Other Income and Expenses: Interest expense was $11.6 million for each of the years ended December 31, 2004 and 2003. The Companys weighted average interest rate as of December 31, 2004 was 4.58% compared to 4.29% as of December 31, 2003. Other income and expense includes a loss on extinguishment of debt of approximately $0.7 million attributable to the refinancing of the Companys senior credit facility during the third quarter. Other income and expenses for the year ended December 31, 2003 also includes approximately a $3.4 million gain on prepayment and $4.5 million of interest income earned on a note receivable from Sunburst, which was repaid in December 2003. Interest and other investment income for the year ended December 31, 2004 also reflects the reduction of investment income attributable to non-qualified employee benefit plan assets.
Income Taxes: The Companys effective income tax provision rate was 35.08% for the year ended December 31, 2004, a decrease of 99 basis points from the effective income tax provision rate of 36.07% for the year ended December 31, 2003. The reduction in the effective income tax provision rate resulted partially from an increase in foreign income, which is taxed at lower income tax rates than the statutory U.S. income tax rates.

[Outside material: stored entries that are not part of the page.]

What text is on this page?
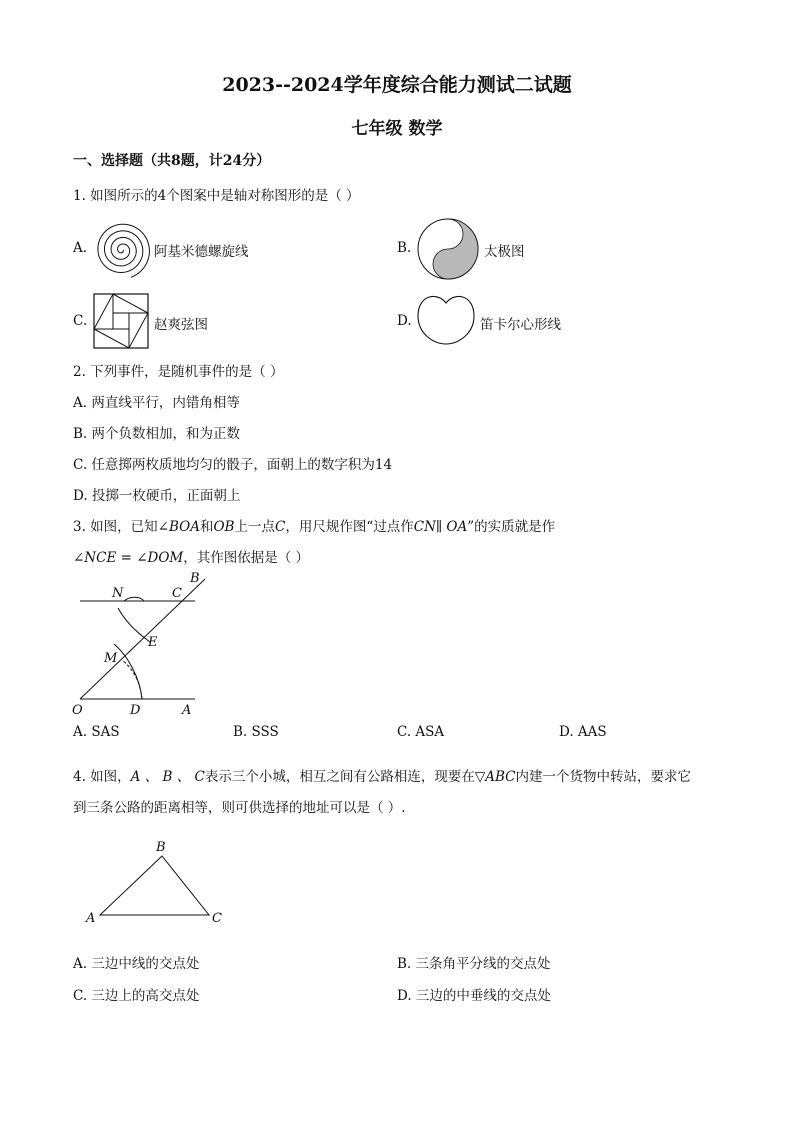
2023--2024学年度综合能力测试二试题
七年级 数学
一、选择题（共8题，计24分）
1. 如图所示的4个图案中是轴对称图形的是（ ）
A.	阿基米德螺旋线	B.	太极图
C.	赵爽弦图	D.	笛卡尔心形线
2. 下列事件，是随机事件的是（ ）
A. 两直线平行，内错角相等
B. 两个负数相加，和为正数
C. 任意掷两枚质地均匀的骰子，面朝上的数字积为14
D. 投掷一枚硬币，正面朝上
3. 如图，已知∠BOA和OB上一点C，用尺规作图“过点作CN∥ OA”的实质就是作
∠NCE = ∠DOM，其作图依据是（ ）
B
N	C
E
M
O	D	A
A. SAS	B. SSS	C. ASA	D. AAS
4. 如图，A 、 B 、 C表示三个小城，相互之间有公路相连，现要在▽ABC内建一个货物中转站，要求它
到三条公路的距离相等，则可供选择的地址可以是（ ）.
B
A	C
A. 三边中线的交点处	B. 三条角平分线的交点处
C. 三边上的高交点处	D. 三边的中垂线的交点处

Also, the favorable resolution of several state income tax issues in the current year and the increase in taxable income over non-tax deductible items between the two periods decreased the effective income tax provision rate.
Income tax expense for 2004 includes approximately $1.2 million of income tax benefits resulting from the reversal of income tax contingencies. Income tax expense for 2003 includes $1.5 million of provisions for income tax contingencies. Depending upon the outcome of certain income tax contingencies during 2005, up to $6.6 million of income tax benefits may be reflected in our 2005 results of operations.
Net income for fiscal 2004 increased by 3.5% to $74.3 million, and diluted earnings per share increased 9.7% to $2.15 in 2004 from $1.96 reported for 2003. A portion of the increase in diluted earnings per share is attributable to stock repurchases made by the Company in 2004 and prior years.